Guadalajara launches World Cup campaign amid cartel concerns

The arrival of the FIFA World Cup is an opportunity for Guadalajara, Mexico’s second-largest city, “to shine on the international stage." Getty Images

The arrival of the FIFA World Cup is an opportunity for Guadalajara, Mexico’s second-largest city, “to shine on the international stage,” and the Jalisco state government “launched an upbeat campaign highlighting the municipality where games will be played: ‘Zapopan, the heart of soccer,’” according to Steve Fisher of the L.A. TIMES. Families searching for their loved ones responded with, “Zapopan, the heart of clandestine graves.” According to statistics compiled by the state of Jalisco, between 2018 and March 2026, “1,907 bodies were found in Guadalajara and surrounding cities.” Tourists and tourist sites are “rarely touched by cartel violence in Mexico.” However, critics say that the graves are “an embarrassment for state and city administrators.” The graves, and the “potential discovery of more, worried” Mexican President Claudia Sheinbaum. One Mexican official said that Sheinbaum “feared” that FIFA “might move the Mexico games to the United States or Canada” because of the violence.

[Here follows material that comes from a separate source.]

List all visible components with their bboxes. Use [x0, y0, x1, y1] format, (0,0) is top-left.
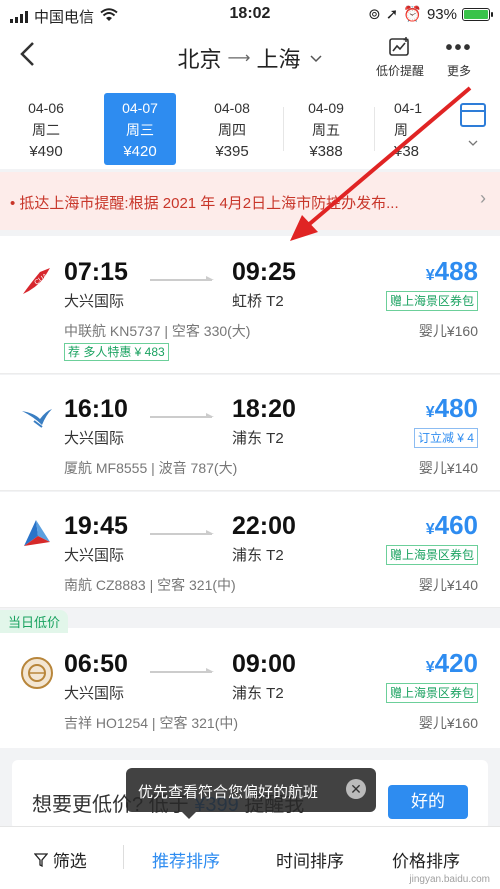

In February, Mexican special forces killed Jalisco Cartel leader Nemesio Oseguera Cervantes, leading to unrest. FIFA officials “met with the Mexican government to review security for the Guadalajara matches.” U.S. law enforcement has been “advising Mexico on counter-terrorism methods.” Despite the preparations and the buzz among the nation’s “vast population of soccer fans,” World Cup fever “has not caught on among families of the disappeared and the search teams that each week fan out across Guadalajara, looking for new graves” (L.A. TIMES, 5/17).